The easy money era is over but world leaders have not got the memo


The writer is chair of Rockefeller International

While global investors increasingly recognise that the easy money era is over, many world leaders do not — and the markets are punishing them for free spending in the new age of tight money.

In the 2010s, when interest rates hit historic lows, markets punished very few free spenders — Greece, Turkey and Argentina, most notably — for extreme fiscal or monetary irresponsibility. Now inflation is back, rates are rising and debt levels have been elevated worldwide, investors are targeting an expanding list of countries.

The markets have forced a shift in policy, or at least tone, this year on countries ranging from the UK to Brazil, Chile, Colombia, Ghana, Egypt, Pakistan, even defiantly populist Hungary. What these countries shared was relatively high debt and widening twin deficits — government and external — combined with unorthodox policies likely to make these burdens even worse. But tight money is here to stay. The target list will grow. No country is likely to be immune, not even the US, which has among the highest twin deficits in the developed world.

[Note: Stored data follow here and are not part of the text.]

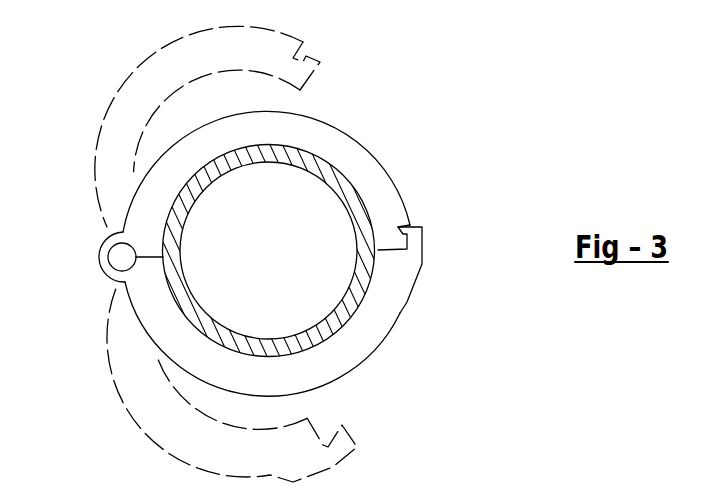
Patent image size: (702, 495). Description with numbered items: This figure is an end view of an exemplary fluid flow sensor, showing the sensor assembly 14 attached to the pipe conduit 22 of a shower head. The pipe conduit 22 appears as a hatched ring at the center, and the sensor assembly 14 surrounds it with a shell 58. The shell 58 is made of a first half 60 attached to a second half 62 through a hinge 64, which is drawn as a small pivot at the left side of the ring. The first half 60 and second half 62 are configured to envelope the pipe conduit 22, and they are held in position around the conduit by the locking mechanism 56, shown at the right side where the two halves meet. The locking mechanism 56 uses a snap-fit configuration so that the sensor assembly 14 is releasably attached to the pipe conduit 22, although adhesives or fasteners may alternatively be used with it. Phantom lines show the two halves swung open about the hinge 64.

The sensor assembly 14 is at (303, 254).
The pipe conduit 22 is at (358, 302).
The locking mechanism 56 is at (415, 235).
The shell 58 is at (405, 184).
The first half 60 is at (370, 148).
The second half 62 is at (340, 355).
The hinge 64 is at (120, 257).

The new mood is often described as the return of “bond market vigilantes” as if it were confined to bond investors and “market fundamentalists”. But tight money is gripping all asset markets, including stocks and currencies, punishing governments of the right and left and posing a practical question about whether countries can pay their bills without easy money.

Conservative UK prime minister Liz Truss was forced out in October after markets reacted to her unfunded tax cuts by dumping the pound. Her successor scrapped her agenda. Soon after, the spending plans of leftist firebrand Luiz Inácio Lula da Silva, incoming president of Brazil, triggered a sell-off.

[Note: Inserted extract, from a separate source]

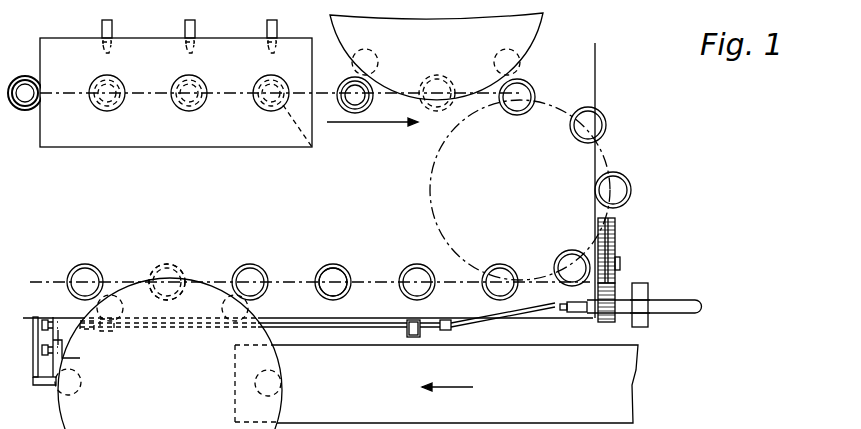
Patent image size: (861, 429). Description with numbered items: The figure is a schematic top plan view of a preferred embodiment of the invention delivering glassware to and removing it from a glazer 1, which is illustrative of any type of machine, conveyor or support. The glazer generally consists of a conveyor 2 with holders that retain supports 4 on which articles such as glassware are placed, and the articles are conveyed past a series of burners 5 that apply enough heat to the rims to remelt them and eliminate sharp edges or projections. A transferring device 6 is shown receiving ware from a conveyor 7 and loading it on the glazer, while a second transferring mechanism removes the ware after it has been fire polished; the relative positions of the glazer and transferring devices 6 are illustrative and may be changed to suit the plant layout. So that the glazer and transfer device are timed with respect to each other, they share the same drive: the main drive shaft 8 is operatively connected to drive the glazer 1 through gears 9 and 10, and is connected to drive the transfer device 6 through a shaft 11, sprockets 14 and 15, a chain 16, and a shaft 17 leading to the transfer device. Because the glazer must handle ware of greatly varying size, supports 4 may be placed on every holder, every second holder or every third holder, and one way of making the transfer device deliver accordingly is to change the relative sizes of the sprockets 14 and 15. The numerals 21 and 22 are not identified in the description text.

When Lula attributed this reaction to “speculators” not “serious people”, the markets drove up Brazil’s real interest rates, which were already among the world’s highest. Lula’s aides scrambled to dilute his comments. His fellow socialists, on the rise across Latin America, are targets too.

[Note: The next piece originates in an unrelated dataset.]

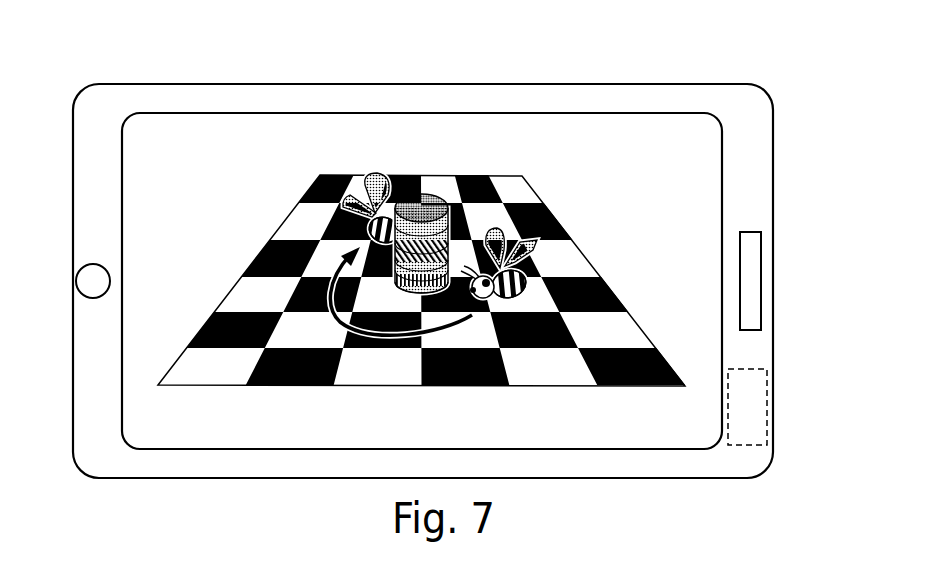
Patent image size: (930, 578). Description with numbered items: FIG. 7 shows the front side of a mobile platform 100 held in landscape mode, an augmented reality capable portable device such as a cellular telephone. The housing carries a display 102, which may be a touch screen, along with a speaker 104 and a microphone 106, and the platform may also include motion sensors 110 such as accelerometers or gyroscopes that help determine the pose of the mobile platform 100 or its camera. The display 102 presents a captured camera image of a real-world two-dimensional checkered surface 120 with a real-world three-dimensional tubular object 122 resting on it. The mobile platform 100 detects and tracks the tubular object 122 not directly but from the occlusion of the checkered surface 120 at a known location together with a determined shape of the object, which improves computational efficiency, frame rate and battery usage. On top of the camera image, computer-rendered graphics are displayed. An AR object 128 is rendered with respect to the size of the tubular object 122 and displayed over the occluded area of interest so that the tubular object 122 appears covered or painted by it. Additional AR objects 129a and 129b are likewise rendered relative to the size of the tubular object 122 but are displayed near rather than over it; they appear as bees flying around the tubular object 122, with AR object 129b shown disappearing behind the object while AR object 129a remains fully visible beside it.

Colombia’s first leftist president, Gustavo Petro, came in promising free higher education, a public job for every jobless person and to wean the economy off oil. Sceptical that Petro can pay for new benefits with less oil revenue, investors offloaded the peso, compelling his finance minister to assure the market that he “will not do crazy things”.

Gabriel Boric became Chile’s president, promoting a new constitution packed with what many saw as “utopian” promises, including free healthcare, education and housing. Investors fled and the peso fell 30 per cent in just six weeks, inflaming opposition to the constitution, which voters overwhelmingly rejected in a September referendum. Boric was forced to turn his radical cabinet hard toward the centre.

In the past decade, low rates made borrowing so easy and sovereign default so rare, that many governments dared to live beyond their means. Now, as borrowing costs and default rates rise, change is being forced on them, starting in the less-developed nations most vulnerable to foreign creditors.

One is Egypt, ruled by Abdel Fattah al-Sisi. As markets pressured Egypt to devalue its currency and lower its twin deficit to secure IMF aid, national authorities held out for months. When they finally relented, the devaluation was massive — more than 20 per cent. Ghana, too, resisted IMF aid and its conditions of financial discipline as insulting to this “proud nation”. But as markets battered the Ghanaian cedi, fuelling calls for President Nana Akufo-Addo to resign, he relented and asked for IMF help.

From Pakistan to Hungary, markets have compelled central banks that thought they could get away with low real rates to return to economic orthodoxy, and resume raising rates. Hungary imposed an emergency rate rise and aides to rightwing prime minister Viktor Orbán, who built his base by defying Europe, promised spending cuts and tax increases to qualify for EU financial help.

Markets will reward discipline. Among those punished by them back in the 2010s, Argentina and Turkey clung to unorthodox policies, and still face punishingly high borrowing costs. Greece pursued orthodox reforms and is once again a borrower in good global standing.

Only now, discipline has a stricter meaning. Whether it is the US running up trillions in liabilities for Medicare and social security or Europe shovelling out energy subsidies, even superpowers are ill advised to borrow as if money were still free. In the new tight money era, markets can turn swiftly against free spenders, no matter how rich.